Chloe was pleased too. In all of her favourite books and films, there were princesses. And she always wanted to be them, though she would never admit this to Hannah. And not weedy, wimpy damsel-in-distress type princesses, but princesses with spark and gusto, who fought too. Warrior princesses. However, she still had some reservations.

“But please, Miss Kath…Miss Katey,” said Chloe politely, still concerned with her original question, “just where is ‘Larakia’?”

“Oh. Sorry, my dear. I was unclear. We are on the other side of the Aythian mountains from Dahma, northeast of Tur and Shaveh.”

“I’ve never heard of those places before. We came here from a tunnel in Oxford.”

“Oxford? Where is that?”

“Er…England. In Europe.”

“My dear, I have never heard of any of those places either… This is most puzzling.
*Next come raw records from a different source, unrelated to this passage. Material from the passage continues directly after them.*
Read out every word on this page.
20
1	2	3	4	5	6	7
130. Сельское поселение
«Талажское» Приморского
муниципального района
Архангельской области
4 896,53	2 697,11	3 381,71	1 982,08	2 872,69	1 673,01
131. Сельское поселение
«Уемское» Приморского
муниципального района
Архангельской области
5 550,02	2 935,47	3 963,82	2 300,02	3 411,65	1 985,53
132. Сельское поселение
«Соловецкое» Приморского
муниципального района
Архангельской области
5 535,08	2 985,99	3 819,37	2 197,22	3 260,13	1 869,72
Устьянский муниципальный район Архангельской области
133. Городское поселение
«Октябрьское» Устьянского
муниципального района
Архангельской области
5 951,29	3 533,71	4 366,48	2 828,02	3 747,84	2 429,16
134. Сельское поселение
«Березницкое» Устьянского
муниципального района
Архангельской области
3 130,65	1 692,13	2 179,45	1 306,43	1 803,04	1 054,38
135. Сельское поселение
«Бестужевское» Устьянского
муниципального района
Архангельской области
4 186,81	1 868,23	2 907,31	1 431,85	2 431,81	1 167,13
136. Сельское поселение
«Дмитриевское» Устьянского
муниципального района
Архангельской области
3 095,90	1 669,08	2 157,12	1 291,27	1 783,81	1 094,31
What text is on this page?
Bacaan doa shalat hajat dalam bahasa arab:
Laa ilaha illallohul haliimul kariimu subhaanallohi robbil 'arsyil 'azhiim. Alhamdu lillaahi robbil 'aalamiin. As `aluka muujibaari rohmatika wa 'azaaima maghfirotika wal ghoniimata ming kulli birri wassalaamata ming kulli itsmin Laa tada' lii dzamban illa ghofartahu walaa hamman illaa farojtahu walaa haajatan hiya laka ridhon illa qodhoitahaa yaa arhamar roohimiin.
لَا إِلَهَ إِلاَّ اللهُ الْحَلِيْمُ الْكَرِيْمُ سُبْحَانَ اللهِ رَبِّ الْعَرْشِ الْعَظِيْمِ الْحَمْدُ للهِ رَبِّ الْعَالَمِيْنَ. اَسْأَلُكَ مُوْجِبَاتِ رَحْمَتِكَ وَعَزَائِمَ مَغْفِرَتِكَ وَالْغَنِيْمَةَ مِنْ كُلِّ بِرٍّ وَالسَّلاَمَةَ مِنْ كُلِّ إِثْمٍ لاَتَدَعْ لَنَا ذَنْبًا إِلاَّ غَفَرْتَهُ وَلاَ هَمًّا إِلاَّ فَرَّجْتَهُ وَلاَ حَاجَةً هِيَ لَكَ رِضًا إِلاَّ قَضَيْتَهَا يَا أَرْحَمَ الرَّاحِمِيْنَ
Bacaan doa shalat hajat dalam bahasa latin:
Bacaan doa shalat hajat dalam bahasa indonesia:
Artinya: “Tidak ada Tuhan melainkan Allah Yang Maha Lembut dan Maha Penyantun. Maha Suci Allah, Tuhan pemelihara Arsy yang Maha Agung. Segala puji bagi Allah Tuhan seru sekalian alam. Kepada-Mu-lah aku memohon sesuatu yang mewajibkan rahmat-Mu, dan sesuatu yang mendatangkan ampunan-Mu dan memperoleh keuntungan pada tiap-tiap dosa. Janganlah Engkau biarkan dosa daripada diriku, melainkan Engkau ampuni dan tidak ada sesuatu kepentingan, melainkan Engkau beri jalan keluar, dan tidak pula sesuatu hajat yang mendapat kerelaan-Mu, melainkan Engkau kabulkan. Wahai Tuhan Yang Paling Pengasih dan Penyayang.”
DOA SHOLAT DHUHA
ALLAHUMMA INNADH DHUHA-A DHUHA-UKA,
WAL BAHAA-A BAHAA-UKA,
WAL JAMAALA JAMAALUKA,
It does trouble me somewhat that you have never heard the name ‘Mashal’ before, let alone ‘Larakia’… But here you both are: two young girls, one with dark hair, one with light, just as Hotzeh said you would be…”

“Hotzeh? Who’s that?” asked Hannah.

“Oh, Hotzeh is our head Forthteller at the moment. He has the gift of Sight. He does occasionally get things wrong sometimes though. Like last Winter when he forthtold a polar freeze and we had a freak heatwave. But he’s generally spot on. And, as I said, here you both are.”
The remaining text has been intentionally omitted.